During my studies I also took a class in Logic. The philosophy professor who gave the seminar at the time organized a conference on the Theory Positive Disintegration, developed by Kazimierz Dabrowski. At his request I participated at the conference. I met Dabrowski and discussed with him his theories. He contended that psychological tensions and anxiety are an essential part of developmental growth. The conference and his theories were instrumental in helping me understand that anxiety was a normal process in my spiritual development.

By the time I was ready to graduate I needed to decide where to continue my post graduate studies. Although I loved theology, my academic interest gradually gravitated around comparative religion and mythology. I did not want to leave Montreal so I began to look for universities that offered novel approaches in the study of religion. I opted for the newly created Universite du Québec a Montreal.

The faculty also consisted of Jesuits and lay professors. Louis Rousseau, a former priest who left the Church and married, became my thesis director. He was responsible for suggesting that I write my thesis on the inauguration of national monuments dedicated to historical heroes of Québec.

After graduating, I wanted to continue my studies. Unfortunately the department did not have a doctorate program. Due to the lack of funds I took a job in real estate and shared some business activity with my father.
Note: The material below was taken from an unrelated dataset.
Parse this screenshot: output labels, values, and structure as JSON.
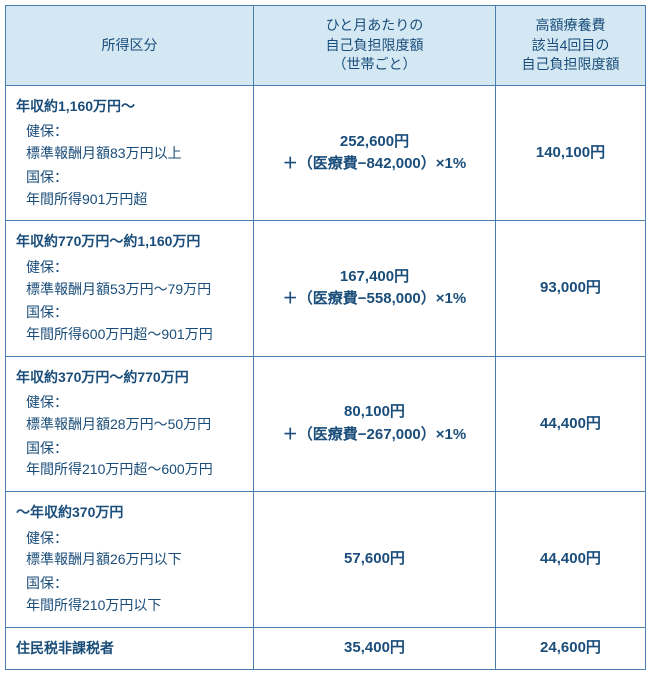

In 1982 I received a phone call from my girlfriend in high-school. She had moved to Los Angeles. The call reignited an interrupted love affair that we began as teenagers. We dated until she moved with her parents to California in 1969. One year after that phone call she moved in with me. She did not like the cold weather so we eventually moved to Los Angeles in 1987 and married the same year.

I believe that my move to Los Angeles was a bigger disappointment to my father than my studying theology. It somehow relates to the story of my father reinforcing the floor where the altar stood on the day of my birth. The altar representing the place on which the sacrificial offering is made to God. In a sense my father sacrificed his love, his time and money so I could prosper within the family. By moving to California I rejected his offering and broke a bond.

I followed what I believed was my calling. To this day I’m not sure if my decision to undertake my research and leave Montreal was a selfish desire to follow my bliss or an unfathomable call to submit to God’s will.

I cannot explain my passion for study of religion and spirituality. My intellectual curiosity is not premeditated. It is spontaneous and inherent in me. I guess this is who I am. But because of my father’s sacrifice I am compelled to continue my research and writing. It is my way of expressing my atonement and gratitude to him.

I am a spiritual person. I am also an intellectual. To my father and some readers, my essays may appear agnostic even atheistic. They represent the rational side of me that involves research and the literary interpretation of the spiritual dynamic inherent in a religious experience. On the other hand, as a religious person, being raised a Catholic, I have a certain unshakable creed: I believe in the Spirit of the living Church, comprised of all faithful members, as the resurrected body of Christ.

Perhaps my father was right in a sense. I don’t believe in any systemic belief systems that are not truly spiritual. In the same manner that Jesus Christ loved his Father and preached outside the established institutions. He shared His presence with the outcast, the poor and the maimed. He taught his followers to love each other, to love your neighbor as yourself, outside the reach of established religious institutions.